When armed White counterprotesters arrived, Daniels and his compatriots got arrested. They were driven to the Hayneville jail, where Daniels led inmates in prayers and hymns. When Daniels and others were released about a week later — with little explanation — they feared a trap.

Milling about outside the jail, they had nowhere to go. That’s when a handful of them, including Daniels and Ruby Sales, headed to the store down the road.

Moments later, when Tom Coleman fatally shot Daniels, the seminarian fell backward, clad in his clerical collar. Another demonstrator was injured by Coleman’s gunfire: Richard Morrisroe, 26, a Roman Catholic priest from Chicago.

When Daniels’s body was delivered to a local funeral home, according to Taylor Branch’s “At Canaan’s Edge,” it had no identification, other than his 1961 VMI class ring.

“He walked away from the king’s table,” she said. “He could have had any benefit he wanted, because he was young, White, brilliant and male.”

Coleman was quickly put on trial but not for first-degree murder, the initial charge. Instead, he was tried for manslaughter. On Sept. 30, an all-White jury found him not guilty, after a trial in which Coleman’s lawyer argued that Daniels had been armed and that his client shot him in self-defense, even though no weapons were ever found in Daniels’s possession and other witnesses confirmed that he carried nothing dangerous.

Three years after Daniels was gunned down in Alabama, VMI opened its doors for the first time to five Black cadets: Harry Gore, Adam Randolph, Dick Valentine, Phil Wilkerson and Larry Foster.

Valentine, who graduated from VMI in 1972, participated in one of the college’s pilgrimages to Hayneville almost four years ago, according to an article on VMI’s website. The alumni stopped at the county courthouse for a service. Valentine, now the head of the office of civil rights for Florida’s Department of Children and Families, addressed the group.
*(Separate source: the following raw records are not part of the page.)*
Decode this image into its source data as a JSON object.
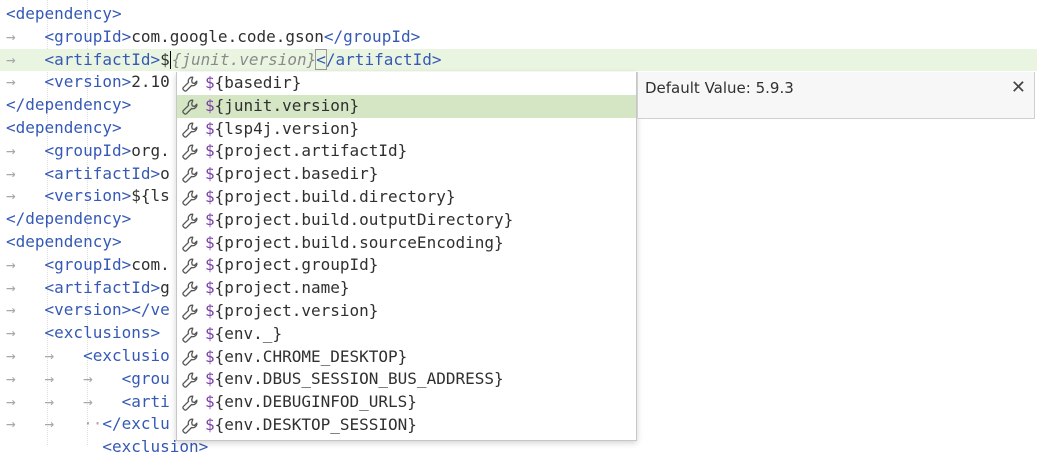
{
  "editor": {
    "lines": [
      {
        "indent": "",
        "parts": [
          [
            "tag",
            "<dependency>"
          ]
        ]
      },
      {
        "indent": "→   ",
        "parts": [
          [
            "tag",
            "<groupId>"
          ],
          [
            "txt",
            "com.google.code.gson"
          ],
          [
            "tag",
            "</groupId>"
          ]
        ]
      },
      {
        "indent": "→   ",
        "current": true,
        "parts": [
          [
            "tag",
            "<artifactId>"
          ],
          [
            "txt",
            "$"
          ],
          [
            "caret",
            ""
          ],
          [
            "hint",
            "{junit.version}"
          ],
          [
            "tagbox",
            "<"
          ],
          [
            "tag",
            "/artifactId>"
          ]
        ]
      },
      {
        "indent": "→   ",
        "parts": [
          [
            "tag",
            "<version>"
          ],
          [
            "txt",
            "2.10"
          ]
        ]
      },
      {
        "indent": "",
        "parts": [
          [
            "tag",
            "</dependency>"
          ]
        ]
      },
      {
        "indent": "",
        "parts": [
          [
            "tag",
            "<dependency>"
          ]
        ]
      },
      {
        "indent": "→   ",
        "parts": [
          [
            "tag",
            "<groupId>"
          ],
          [
            "txt",
            "org."
          ]
        ]
      },
      {
        "indent": "→   ",
        "parts": [
          [
            "tag",
            "<artifactId>"
          ],
          [
            "txt",
            "o"
          ]
        ]
      },
      {
        "indent": "→   ",
        "parts": [
          [
            "tag",
            "<version>"
          ],
          [
            "txt",
            "${ls"
          ]
        ]
      },
      {
        "indent": "",
        "parts": [
          [
            "tag",
            "</dependency>"
          ]
        ]
      },
      {
        "indent": "",
        "parts": [
          [
            "tag",
            "<dependency>"
          ]
        ]
      },
      {
        "indent": "→   ",
        "parts": [
          [
            "tag",
            "<groupId>"
          ],
          [
            "txt",
            "com."
          ]
        ]
      },
      {
        "indent": "→   ",
        "parts": [
          [
            "tag",
            "<artifactId>"
          ],
          [
            "txt",
            "g"
          ]
        ]
      },
      {
        "indent": "→   ",
        "parts": [
          [
            "tag",
            "<version></ve"
          ]
        ]
      },
      {
        "indent": "→   ",
        "parts": [
          [
            "tag",
            "<exclusions>"
          ]
        ]
      },
      {
        "indent": "→   →   ",
        "parts": [
          [
            "tag",
            "<exclusio"
          ]
        ]
      },
      {
        "indent": "→   →   →   ",
        "parts": [
          [
            "tag",
            "<grou"
          ]
        ]
      },
      {
        "indent": "→   →   →   ",
        "parts": [
          [
            "tag",
            "<arti"
          ]
        ]
      },
      {
        "indent": "→   →   ··",
        "parts": [
          [
            "tag",
            "</exclu"
          ]
        ]
      },
      {
        "indent": "          ",
        "parts": [
          [
            "tag",
            "<exclusion>"
          ]
        ]
      }
    ]
  },
  "completion": {
    "items": [
      "{basedir}",
      "{junit.version}",
      "{lsp4j.version}",
      "{project.artifactId}",
      "{project.basedir}",
      "{project.build.directory}",
      "{project.build.outputDirectory}",
      "{project.build.sourceEncoding}",
      "{project.groupId}",
      "{project.name}",
      "{project.version}",
      "{env._}",
      "{env.CHROME_DESKTOP}",
      "{env.DBUS_SESSION_BUS_ADDRESS}",
      "{env.DEBUGINFOD_URLS}",
      "{env.DESKTOP_SESSION}"
    ],
    "prefix": "$",
    "selected_index": 1,
    "icon": "wrench-icon"
  },
  "doc_popup": {
    "text": "Default Value: 5.9.3",
    "close_label": "✕"
  },
  "colors": {
    "tag": "#3559b5",
    "current_line": "#eaf5e1",
    "selected_item": "#d5e6c4",
    "dollar": "#7b3fa8"
  }
}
“Jonathan was placed in a situation where he had to act, and he did. It cost him his life, but we’re all better for it,” Valentine told fellow graduates. “I don’t think that it’s a stretch to say that there’s a connection between the activities of [that day] and what took place three years later … when VMI … let people of color attend the university. So, I just wanted to make a connection that the struggle is real. … There’s no wrong time to do the right thing.”